Chapter 11. Interactivity

Now we'll try to implement game objects' reaction on our own manual input (mouse for instance). The main part is how to determine which game object the mouse is pointing at. We'll use the same approach as in previous chapter. Unlike in collision detection we'll calculate object's sizes/position not in world X-Z plane, but in X-Y screen plane.

Since I will be referring to the source code often here, please download it from https://github.com/bkantemir/_wg_411

* Just in case, executable demo (Windows) here.

Windows Defender will complain, but that's to be expected, since this is not an approved source of executable files.

Now, back to the topic: Start Visual Studio and open CPP/a996rr/pw/pw.sln project.


Case 1: 3D objects on the screen

Let's say we want to grab and drag locomotive here:

How program supposed to detect is mouse on the locomotive or not?

Well, the first thing that comes to mind is to check bounding box:

Obviously, being inside the bounding box does not automatically mean hitting the object (as shown above).

Hitting the projection of original (source) bounding box - YES, that would work:

However, checking such arbitrarily oriented rectangle is a rather challenging and somewhat cumbersome task. Instead, I am calculating the longest axis projection (I called it "CHORDA") and a radius R as the shorter axis bisected:

So, now the task comes down to calculating the distance from the cursor to the chorda. If less than chorda's R - then we are in.

Implementation:

  1. In the very beginning, in the main.cpp we're calling CPP/p_windows/input.cpp -> initMouseInput() to initiate mouse input callbacks. Plus to upload several different cursors. This function is Windows-specific, Android will require different implementation. These callbacks will record mouse events into our own TouchScreen::touchScreenEvents array for consequent processing.
  2. Original (source) bounding boxes: when loading models in ModelLoader::loadModelStandard() we are calling buildGabaritesFromDrawJobs() function that fills structure gabaritesOnLoad in the SceneSubj object.
  3. During the game, in each frame we need to calculate models bounding boxes' screen projections: in the TheApp::drawFrame(), when scanning our SceneSubjs, I'm calling Gabarites::fillGabarites() (line 290) to fill out SceneSubj's gabaritesOnScreen structure for consequent use.
  4. Plus we're calling ui/TouchScreen::getInput() (line 217), which checks cursor position, finds matching SceneSubj (if any), and decides which action to call.

Case 2: buttons (2D)

Even easier. Since they are 2D, don't even need to pre-calculate "chords" or bounding boxes. If distance from cursor is less than button radius - then hit. Structure is much simpler than SceneSubj, so they are organized in a separate class UISubj. Still there is a set of interactivity-related functions common with SceneSubjs, such as:

  • isClickable()
  • iisDraggable()
  • isResponsive()
  • onFocus()
  • onFocusOut()
  • onLeftButtonDown()
  • onLeftButtonUp()
  • onDrag()
  • onClick()
  • onDoubleClick()
  • onLongClick()

To make both 2D UISubjs and 3D SceneSubjs equally accessible in TouchScreen class, this functionality is declared separately in a new ScreenSubj class, a parent for both UISubj and SceneSubj classes.

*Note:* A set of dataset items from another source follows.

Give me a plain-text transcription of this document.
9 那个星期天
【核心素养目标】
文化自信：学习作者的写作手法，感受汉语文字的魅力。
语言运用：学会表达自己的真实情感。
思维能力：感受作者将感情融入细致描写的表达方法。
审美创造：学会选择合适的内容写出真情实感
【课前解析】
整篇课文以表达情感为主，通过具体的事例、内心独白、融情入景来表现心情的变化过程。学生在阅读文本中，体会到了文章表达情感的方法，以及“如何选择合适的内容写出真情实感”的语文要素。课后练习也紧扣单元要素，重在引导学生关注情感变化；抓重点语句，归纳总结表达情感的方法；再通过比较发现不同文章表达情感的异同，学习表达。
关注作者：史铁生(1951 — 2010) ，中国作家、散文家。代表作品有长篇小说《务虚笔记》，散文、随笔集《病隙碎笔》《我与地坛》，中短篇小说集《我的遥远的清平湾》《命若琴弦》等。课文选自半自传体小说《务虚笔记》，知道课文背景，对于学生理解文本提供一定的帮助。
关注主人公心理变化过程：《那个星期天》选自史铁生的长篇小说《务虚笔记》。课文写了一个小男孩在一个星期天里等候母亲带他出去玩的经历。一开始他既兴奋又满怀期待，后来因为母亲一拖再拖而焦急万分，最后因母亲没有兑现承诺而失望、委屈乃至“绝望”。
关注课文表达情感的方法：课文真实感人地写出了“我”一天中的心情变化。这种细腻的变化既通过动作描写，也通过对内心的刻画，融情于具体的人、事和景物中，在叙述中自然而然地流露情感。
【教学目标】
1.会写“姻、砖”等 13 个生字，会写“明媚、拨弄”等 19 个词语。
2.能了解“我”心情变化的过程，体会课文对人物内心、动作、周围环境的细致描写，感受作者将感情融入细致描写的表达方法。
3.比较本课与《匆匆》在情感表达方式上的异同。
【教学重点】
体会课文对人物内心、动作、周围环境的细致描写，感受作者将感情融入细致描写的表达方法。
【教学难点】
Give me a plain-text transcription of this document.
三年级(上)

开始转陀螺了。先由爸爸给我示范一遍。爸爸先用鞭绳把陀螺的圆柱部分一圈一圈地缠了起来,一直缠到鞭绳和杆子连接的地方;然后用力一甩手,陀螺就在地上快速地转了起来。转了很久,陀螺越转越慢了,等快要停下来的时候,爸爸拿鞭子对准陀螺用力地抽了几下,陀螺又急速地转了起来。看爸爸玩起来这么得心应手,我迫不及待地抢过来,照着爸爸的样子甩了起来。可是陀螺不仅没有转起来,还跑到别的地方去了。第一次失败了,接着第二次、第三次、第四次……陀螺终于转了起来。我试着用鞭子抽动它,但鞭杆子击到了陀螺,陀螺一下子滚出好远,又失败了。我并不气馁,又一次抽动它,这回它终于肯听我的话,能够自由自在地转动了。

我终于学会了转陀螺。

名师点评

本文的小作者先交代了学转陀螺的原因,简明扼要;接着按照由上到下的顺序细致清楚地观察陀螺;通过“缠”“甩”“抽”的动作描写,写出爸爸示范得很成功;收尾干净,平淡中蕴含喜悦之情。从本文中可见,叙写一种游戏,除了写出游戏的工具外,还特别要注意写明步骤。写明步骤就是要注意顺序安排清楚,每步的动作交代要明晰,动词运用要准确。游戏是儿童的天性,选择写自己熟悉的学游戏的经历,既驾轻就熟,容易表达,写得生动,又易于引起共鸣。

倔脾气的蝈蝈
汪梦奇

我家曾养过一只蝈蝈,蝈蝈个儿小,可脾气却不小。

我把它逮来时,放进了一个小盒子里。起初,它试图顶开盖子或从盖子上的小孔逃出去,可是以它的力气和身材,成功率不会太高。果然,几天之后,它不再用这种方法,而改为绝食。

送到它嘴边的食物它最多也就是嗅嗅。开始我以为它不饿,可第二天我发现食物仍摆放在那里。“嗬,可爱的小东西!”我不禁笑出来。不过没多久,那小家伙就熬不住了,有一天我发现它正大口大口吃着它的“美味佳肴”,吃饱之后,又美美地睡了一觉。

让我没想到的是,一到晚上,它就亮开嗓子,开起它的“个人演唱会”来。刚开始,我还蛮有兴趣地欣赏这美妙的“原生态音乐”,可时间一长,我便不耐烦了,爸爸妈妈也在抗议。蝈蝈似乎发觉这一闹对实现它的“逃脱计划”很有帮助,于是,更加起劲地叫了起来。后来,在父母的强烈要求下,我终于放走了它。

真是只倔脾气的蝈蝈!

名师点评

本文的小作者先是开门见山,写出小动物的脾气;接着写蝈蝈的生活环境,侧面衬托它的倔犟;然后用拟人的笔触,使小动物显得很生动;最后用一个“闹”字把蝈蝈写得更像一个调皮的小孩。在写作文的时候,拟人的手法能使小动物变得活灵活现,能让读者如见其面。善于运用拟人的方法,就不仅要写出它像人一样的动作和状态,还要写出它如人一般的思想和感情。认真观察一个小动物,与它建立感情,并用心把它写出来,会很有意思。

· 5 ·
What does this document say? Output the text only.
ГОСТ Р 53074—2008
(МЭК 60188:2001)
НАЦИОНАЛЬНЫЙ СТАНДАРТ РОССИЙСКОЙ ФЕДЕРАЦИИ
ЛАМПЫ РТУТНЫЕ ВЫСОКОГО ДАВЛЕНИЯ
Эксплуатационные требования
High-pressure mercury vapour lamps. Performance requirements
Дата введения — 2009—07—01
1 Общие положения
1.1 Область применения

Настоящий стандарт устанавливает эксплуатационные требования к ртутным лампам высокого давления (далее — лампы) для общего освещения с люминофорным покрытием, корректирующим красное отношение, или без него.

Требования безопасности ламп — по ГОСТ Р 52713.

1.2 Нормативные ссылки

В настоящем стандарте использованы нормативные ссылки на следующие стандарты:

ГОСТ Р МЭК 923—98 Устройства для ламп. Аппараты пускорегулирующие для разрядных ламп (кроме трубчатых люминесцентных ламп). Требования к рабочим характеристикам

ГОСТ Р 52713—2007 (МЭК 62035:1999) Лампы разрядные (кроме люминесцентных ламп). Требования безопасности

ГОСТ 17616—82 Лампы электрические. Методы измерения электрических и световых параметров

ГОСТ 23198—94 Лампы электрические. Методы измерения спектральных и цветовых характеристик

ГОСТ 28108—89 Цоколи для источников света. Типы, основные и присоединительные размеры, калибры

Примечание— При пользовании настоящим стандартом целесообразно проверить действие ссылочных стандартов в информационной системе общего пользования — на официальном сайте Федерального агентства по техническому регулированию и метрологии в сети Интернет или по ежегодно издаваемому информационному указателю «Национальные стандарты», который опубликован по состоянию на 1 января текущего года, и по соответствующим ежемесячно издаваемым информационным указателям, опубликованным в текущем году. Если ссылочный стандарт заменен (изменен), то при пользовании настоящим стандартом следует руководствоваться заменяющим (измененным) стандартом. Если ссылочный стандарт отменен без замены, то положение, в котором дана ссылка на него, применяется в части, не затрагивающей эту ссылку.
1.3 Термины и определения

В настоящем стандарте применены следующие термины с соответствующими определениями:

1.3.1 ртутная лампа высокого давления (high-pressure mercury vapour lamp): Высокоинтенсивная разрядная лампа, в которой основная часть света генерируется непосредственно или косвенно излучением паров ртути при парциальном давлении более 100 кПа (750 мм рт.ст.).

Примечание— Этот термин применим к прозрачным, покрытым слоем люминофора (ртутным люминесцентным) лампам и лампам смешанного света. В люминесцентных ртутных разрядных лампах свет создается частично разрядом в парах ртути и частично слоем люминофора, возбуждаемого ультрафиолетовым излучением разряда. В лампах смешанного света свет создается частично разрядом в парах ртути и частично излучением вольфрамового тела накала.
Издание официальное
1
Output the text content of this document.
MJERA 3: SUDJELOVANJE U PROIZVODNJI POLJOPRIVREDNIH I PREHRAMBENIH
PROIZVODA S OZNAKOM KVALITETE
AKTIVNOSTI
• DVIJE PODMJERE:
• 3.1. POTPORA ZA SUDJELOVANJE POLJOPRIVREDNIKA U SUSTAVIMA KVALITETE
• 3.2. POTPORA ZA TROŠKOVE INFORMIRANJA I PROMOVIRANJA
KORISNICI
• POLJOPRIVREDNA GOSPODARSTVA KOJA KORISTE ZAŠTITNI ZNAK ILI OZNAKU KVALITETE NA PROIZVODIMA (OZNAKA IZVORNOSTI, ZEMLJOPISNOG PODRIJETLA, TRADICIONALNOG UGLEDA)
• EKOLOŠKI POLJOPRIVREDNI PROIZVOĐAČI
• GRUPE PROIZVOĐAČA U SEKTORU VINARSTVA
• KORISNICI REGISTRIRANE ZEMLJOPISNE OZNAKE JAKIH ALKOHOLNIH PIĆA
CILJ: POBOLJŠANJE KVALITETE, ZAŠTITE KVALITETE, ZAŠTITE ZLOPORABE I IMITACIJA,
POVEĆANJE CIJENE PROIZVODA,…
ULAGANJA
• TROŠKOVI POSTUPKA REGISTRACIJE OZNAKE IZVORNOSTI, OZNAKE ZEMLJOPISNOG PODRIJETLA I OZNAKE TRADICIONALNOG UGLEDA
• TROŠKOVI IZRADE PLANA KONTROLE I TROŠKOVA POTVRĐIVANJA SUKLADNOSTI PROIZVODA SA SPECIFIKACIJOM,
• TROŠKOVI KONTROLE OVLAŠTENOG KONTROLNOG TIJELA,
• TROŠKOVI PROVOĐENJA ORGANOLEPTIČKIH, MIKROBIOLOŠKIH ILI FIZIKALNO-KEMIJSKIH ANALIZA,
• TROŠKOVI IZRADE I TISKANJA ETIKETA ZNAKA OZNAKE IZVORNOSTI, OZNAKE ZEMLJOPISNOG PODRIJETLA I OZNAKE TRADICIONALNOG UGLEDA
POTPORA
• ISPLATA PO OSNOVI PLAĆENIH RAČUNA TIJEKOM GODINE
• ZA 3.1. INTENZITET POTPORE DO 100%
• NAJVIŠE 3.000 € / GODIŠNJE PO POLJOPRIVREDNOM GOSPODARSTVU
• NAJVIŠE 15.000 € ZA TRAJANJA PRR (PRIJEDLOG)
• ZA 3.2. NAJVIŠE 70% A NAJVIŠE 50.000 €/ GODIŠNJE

Case 3: dragging background (a game table)

The challenge here is to figure out 3D point on the table corresponding to 2D cursor's screen position. Solution is to build 3D line (ray) from camera to the table passing through screen cursor position. Implemented in TheTable::getCursorAncorPointTable().

Key steps:

  • Calculate cursor screen position in OpenGL terms (in -1 to 1 range) for x and y, and +1 for z (most distant point)
  • Calculate inverted matrix for mainCamera's View-Projection matrix
  • Apply this inverted matrix to GL-formatted cursor position. Resulting vector is world coordinates of the most distant point of the ray from camera through the cursor.
  • Having camera's coordinates and ray's most distant point - calculate 3D line equation
  • Find ray's intersection point with table's surface. Bingo!

Android

Start Android Studio and open CPP/a996rr/pa project.

The difference from Windows solution is how we read the input. Instead of mouse events, we will obviously use touch events. We don't even need special listeners here. CPP/p_android/platform.cpp -> myPollEvents() receives all the related events directly. Then we need to convert them to our TouchScreen::touchScreenEvents array, the rest is handled by the shared code described above.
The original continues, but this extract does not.